この声の主はいつだって神出鬼没で何処にいるのか予測のつかない人物だが、それでも長い付き合いだ、この含んだような発言の意図をバトーは瞬時に見抜いた。
「…自分の事は話さねぇくせに人のプライベートには突っ込んでくるのかよ、少佐。」
ピリついた様子で振り返るバトーは、この素子を心から信頼しており仕事面でも強く尊敬している。
だからこそ脳裏には名無しさんとのことを電脳上で覗かれているのではないか、という疑いが芽生えたのだった。
そしてその勘は当たりだったらしい。
「…私もとやかく言いたくはないんだけど、あの子が本当に安全だとは思ってないでしょうね?」
「ったく趣味が悪いぜ…俺もそこまで馬鹿じゃねぇよ。」
やはり枝をつけられていたらしく、いつから見られていたのかは見当もつかないが、素子のハッキング能力を持ってすれば自分などまだまだ甘いようだ。
バトーは取り掛からんとしていたトレーニングを急遽中止し、脱いだ上着を羽織り直す。
あの子、とは勿論名無しさんの事だろう。
「少佐は、アイツが俺をハニートラップにでもかけようとしてるんじゃないかと思ってんのかい?それとも何かの陰謀があって9課を狙ってる…とかか?」
「どっちも捨て切れないわね。」
正直バトーはあまり人に好かれるタイプではない。
極端に全身をサイボーグ化している事も関係しているが、人懐っこい性格でもない為付き合える人間はかなり限られてくる。

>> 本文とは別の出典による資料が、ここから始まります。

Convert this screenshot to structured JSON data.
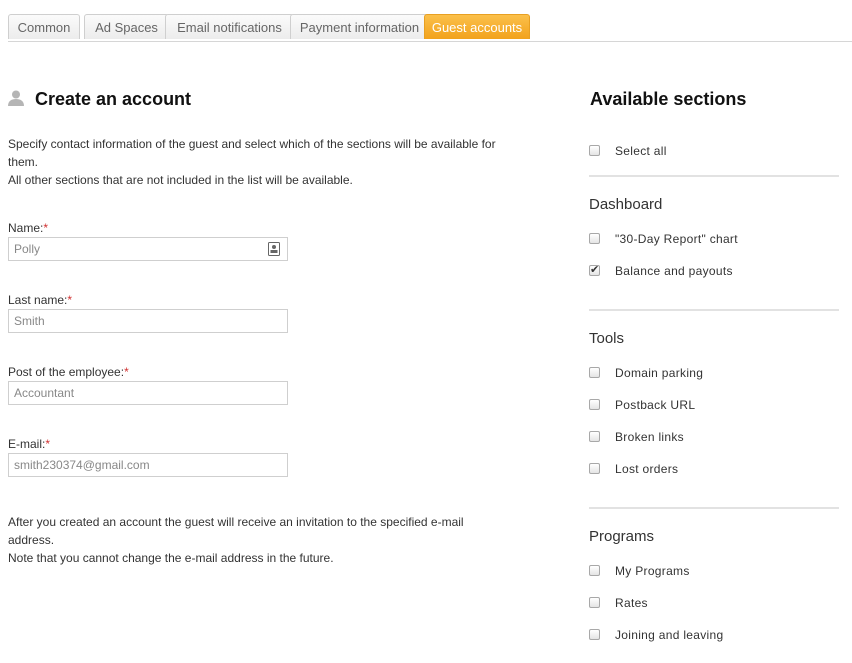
{
  "tabs": [
    {
      "label": "Common"
    },
    {
      "label": "Ad Spaces"
    },
    {
      "label": "Email notifications"
    },
    {
      "label": "Payment information"
    },
    {
      "label": "Guest accounts"
    }
  ],
  "active_tab": "Guest accounts",
  "create": {
    "title": "Create an account",
    "description_line1": "Specify contact information of the guest and select which of the sections will be available for them.",
    "description_line2": "All other sections that are not included in the list will be available."
  },
  "form": {
    "name_label": "Name:",
    "name_value": "Polly",
    "last_name_label": "Last name:",
    "last_name_value": "Smith",
    "post_label": "Post of the employee:",
    "post_value": "Accountant",
    "email_label": "E-mail:",
    "email_value": "smith230374@gmail.com",
    "required_mark": "*"
  },
  "note": {
    "line1": "After you created an account the guest will receive an invitation to the specified e-mail address.",
    "line2": "Note that you cannot change the e-mail address in the future."
  },
  "sections": {
    "title": "Available sections",
    "select_all": {
      "label": "Select all",
      "checked": false
    },
    "dashboard": {
      "title": "Dashboard",
      "items": [
        {
          "label": "\"30-Day Report\" chart",
          "checked": false
        },
        {
          "label": "Balance and payouts",
          "checked": true
        }
      ]
    },
    "tools": {
      "title": "Tools",
      "items": [
        {
          "label": "Domain parking",
          "checked": false
        },
        {
          "label": "Postback URL",
          "checked": false
        },
        {
          "label": "Broken links",
          "checked": false
        },
        {
          "label": "Lost orders",
          "checked": false
        }
      ]
    },
    "programs": {
      "title": "Programs",
      "items": [
        {
          "label": "My Programs",
          "checked": false
        },
        {
          "label": "Rates",
          "checked": false
        },
        {
          "label": "Joining and leaving",
          "checked": false
        }
      ]
    }
  },
  "colors": {
    "active_tab": "#f5a623",
    "required": "#d03030"
  }
}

それは男だろうと女だろうと同じことで、素子は緩やかなスピードではあるがバトーの懐に潜ってきている名無しさんを警戒していた。
ましてやそれがハッカーともなれば尚更だ。
「私個人としては、守るものなんて少ない方が良いに決まってると思ってるわ…愛とか恋ってものを否定するつもりはないけど、それは必ずお前について回るということを忘れるなよ。」
「…警告どうも。」
これが一般的な職場の上司からの忠告であるならばまだ、名無しさんはいい奴なんだと弁護することができるが、いかんせんここは警察署の特殊部隊内オフィスで素子は上官だ。
バトーも自分の立場や名無しさんとの関係が普通ではないことを理解していた。
多くは語らない素子の去っていく背中を見届け、小さく舌打ちをする。
「あーあ…ケリつけろってか…」
どうやらこのなぁなぁな関係にケジメをつけなくてはいけないらしい。
バトーは電脳ネットを開き、名無しさんに明日会いに行くことを伝えると、素子を追うような形で自身のトレーニングルームを後にした。